Donnerstag, 30. November 2017

Grenzenlose Vorbilder

Wozu träumen, wozu lesen? Ich habe ein schlechtes, sehr selektives Gedächtnis, was bleibt mir hängen von zwanzig, von fünfhundert Seiten? Wenn die Kunst dem Traum am nächsten kommt, dann muss auch ihr Gehalt, der Effekt ihrer Aufnahme, einem dunklen Traumrest ähneln; ein paar Bilder, einige Momente, ein Gefühl, ein Satz – nicht viel mehr bleibt mir von der Arbeit der Nacht, und nicht viel mehr von der Lektüre des Tages. Doch einmal geträumt, und somit gesehen, bleiben sie in mir, bleiben sie immer.

An einem Mittwoch höre ich die Worte der Kunstleiterin, die eine Kindergruppe durchs Museum lotst, „das ist das Schöne an der Kunst“, sagt sie, „man kann sich das herausnehmen, was man für sich braucht.“ Ich will ihr zunicken, für den schönen Ton, und sie ergänzen, denke, es geht noch einen Schritt weiter: Man kann überhaupt erst dann wissen, was man für sich braucht, wenn man die Kunst dafür gesehen hat. Ohne gesehen zu haben, was möglich ist, was möglich sein kann in einem freien Kunstwerk, beschränkt sich das Denken auf die allgemeine Konvention; und schafft sich damit die eigenen Grenzen, die nur der Traum anzugreifen wagt. Oder (im schönsten Fall) die Kunst und ihre Lektüre.

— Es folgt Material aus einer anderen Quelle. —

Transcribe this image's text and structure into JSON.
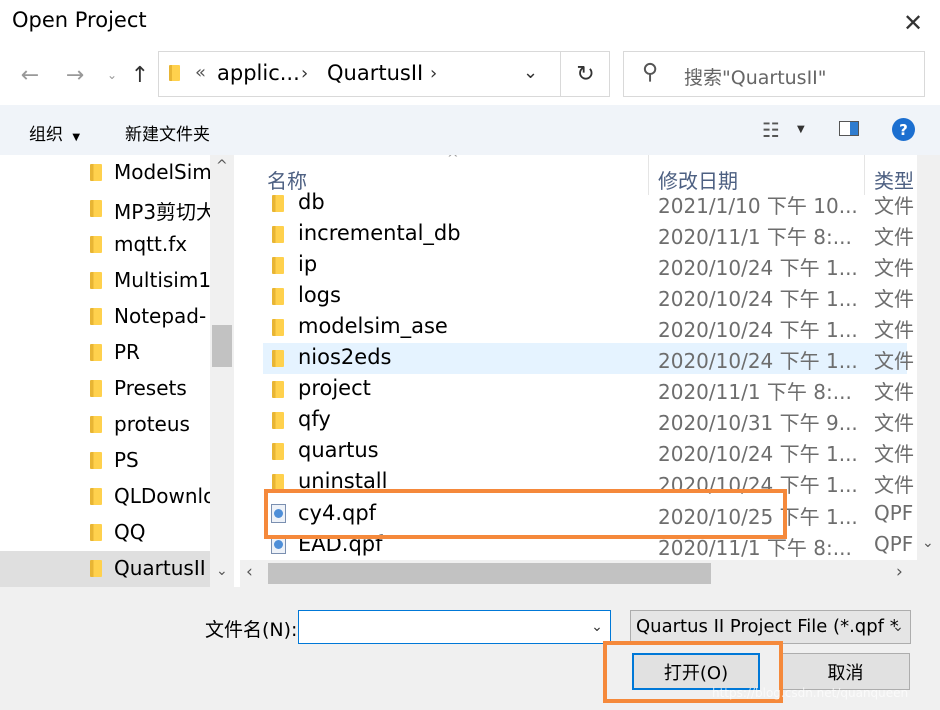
{
  "window": {
    "title": "Open Project"
  },
  "nav": {
    "address_prefix": "«",
    "breadcrumb": [
      "applic...",
      "QuartusII"
    ],
    "search_placeholder": "搜索\"QuartusII\""
  },
  "toolbar": {
    "organize": "组织",
    "new_folder": "新建文件夹"
  },
  "sidebar": {
    "items": [
      "ModelSim",
      "MP3剪切大",
      "mqtt.fx",
      "Multisim1",
      "Notepad-",
      "PR",
      "Presets",
      "proteus",
      "PS",
      "QLDownlo",
      "QQ",
      "QuartusII"
    ]
  },
  "columns": {
    "name": "名称",
    "date": "修改日期",
    "type": "类型"
  },
  "files": [
    {
      "name": "db",
      "date": "2021/1/10 下午 10...",
      "type": "文件",
      "kind": "folder"
    },
    {
      "name": "incremental_db",
      "date": "2020/11/1 下午 8:...",
      "type": "文件",
      "kind": "folder"
    },
    {
      "name": "ip",
      "date": "2020/10/24 下午 1...",
      "type": "文件",
      "kind": "folder"
    },
    {
      "name": "logs",
      "date": "2020/10/24 下午 1...",
      "type": "文件",
      "kind": "folder"
    },
    {
      "name": "modelsim_ase",
      "date": "2020/10/24 下午 1...",
      "type": "文件",
      "kind": "folder"
    },
    {
      "name": "nios2eds",
      "date": "2020/10/24 下午 1...",
      "type": "文件",
      "kind": "folder"
    },
    {
      "name": "project",
      "date": "2020/11/1 下午 8:...",
      "type": "文件",
      "kind": "folder"
    },
    {
      "name": "qfy",
      "date": "2020/10/31 下午 9...",
      "type": "文件",
      "kind": "folder"
    },
    {
      "name": "quartus",
      "date": "2020/10/24 下午 1...",
      "type": "文件",
      "kind": "folder"
    },
    {
      "name": "uninstall",
      "date": "2020/10/24 下午 1...",
      "type": "文件",
      "kind": "folder"
    },
    {
      "name": "cy4.qpf",
      "date": "2020/10/25 下午 1...",
      "type": "QPF",
      "kind": "file"
    },
    {
      "name": "EAD.qpf",
      "date": "2020/11/1 下午 8:...",
      "type": "QPF",
      "kind": "file"
    }
  ],
  "bottom": {
    "filename_label": "文件名(N):",
    "filename_value": "",
    "filter": "Quartus II Project File (*.qpf *",
    "open_button": "打开(O)",
    "cancel_button": "取消"
  },
  "watermark": "https://blog.csdn.net/quanqueen",
  "colors": {
    "accent": "#0078d7",
    "highlight": "#f5893b",
    "hover_row": "#e5f3ff",
    "toolbar_bg": "#f0f4f9"
  }
}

Nicht viel vom Lesen bleibt in meinem Kopf, doch was ich mir nahm, was ich für mich brauchte, hat sich traumhaft einquartiert und die eigene Grenze erweitert, weil sie keine kannte. Ich wusste, was ich brauchte, als ich las, was ich noch nie sah – und lernte, was möglich ist: Von Borges, dass ein Gegenstand das Universum enthalten, von Cortazar, dass der Erzähler ein Axolotl sein kann. Von Thomas Mann, dem Satzarchitekten, dass ein Mund geräumig, vom Exilrussen Gasdanow, dass ein Leben phantomhaft sein kann; von Kafka die perfekten ersten, von Miss Woolf die perfekten letzten Worte einer Geschichte; vom verrückten Charms, dass eine Geschichte ein einziger Satz, vom einsamen Pessoa, dass ein Sonnenuntergang berührender als der Tod sein kann; von Juan Rulfo, dass die Toten oft gesprächiger als die Lebenden sind, von Lawrence Sterne, dass schon im Mutterleib Erzähldrang herrscht; von Beckett, dass die Sonne auf nichts Neues scheint.

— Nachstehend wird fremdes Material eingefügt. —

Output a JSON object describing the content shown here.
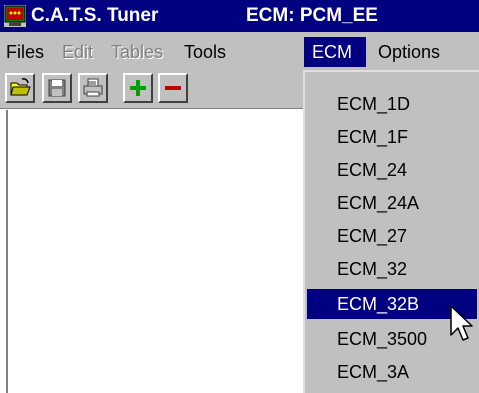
{
  "titlebar": {
    "app_title": "C.A.T.S. Tuner",
    "doc_title": "ECM: PCM_EE"
  },
  "menubar": {
    "items": [
      {
        "label": "Files",
        "state": "normal"
      },
      {
        "label": "Edit",
        "state": "disabled"
      },
      {
        "label": "Tables",
        "state": "disabled"
      },
      {
        "label": "Tools",
        "state": "normal"
      },
      {
        "label": "ECM",
        "state": "active"
      },
      {
        "label": "Options",
        "state": "normal"
      }
    ]
  },
  "toolbar": {
    "buttons": [
      "open-folder-icon",
      "save-disk-icon",
      "print-icon",
      "plus-icon",
      "minus-icon"
    ]
  },
  "dropdown": {
    "items": [
      {
        "label": "ECM_1D"
      },
      {
        "label": "ECM_1F"
      },
      {
        "label": "ECM_24"
      },
      {
        "label": "ECM_24A"
      },
      {
        "label": "ECM_27"
      },
      {
        "label": "ECM_32"
      },
      {
        "label": "ECM_32B",
        "selected": true
      },
      {
        "label": "ECM_3500"
      },
      {
        "label": "ECM_3A"
      }
    ]
  },
  "colors": {
    "titlebar_bg": "#000080",
    "chrome": "#c0c0c0",
    "highlight": "#000080",
    "plus_green": "#00a000",
    "minus_red": "#c00000"
  }
}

Sie alle und noch viele weitere habe ich entdeckt (oder sie mich), und das, was von ihnen hängen bleibt, was ich also brauchte, ohne es davor zu wissen, das erst hat die Grenze der Vorstellung verschoben, wie jeder schwach nachschimmernde Traum die Grenze dessen verschiebt, was ich mir einbilden kann oder möchte: Grenzenlosigkeit wächst mit jeder Erfahrung, die kein konventionelles Ziel verfolgt. Sie ergibt sich aus der Fülle an Traum- und Vorbildern, die das Denken öffnen, ohne es zu erwarten. Bild für Bild, Satz für Satz.

Als Borges in einem Essay schrieb, dass sich Kafka seine Vorgänger selbst geschaffen hat, da heißt das vielleicht auch, dass Kafka die skizzierten Grenzen seiner Zeit nur deshalb so radikal überschreiten konnte, weil er sah, wie Generationen vor ihm gegen genau diese Grenzen anliefen. Grenzenlose Vorstellung muss gelernt sein, muss vorgesehen sein, um für den Leser Unvorhersehbares zu schaffen. Und deshalb träumen, deshalb lesen: um die eigene Grenze, wenn auch nie ganz aufzulösen, so doch zu verschieben. Und immer weiter zu träumen, größer und weiter, von phantomhaften Schwanzlurchen und geräumigen Fruchtblasen und allem, von dem ich noch nicht weiß, Bild für Bild, Satz für Satz; absurd und unruhig.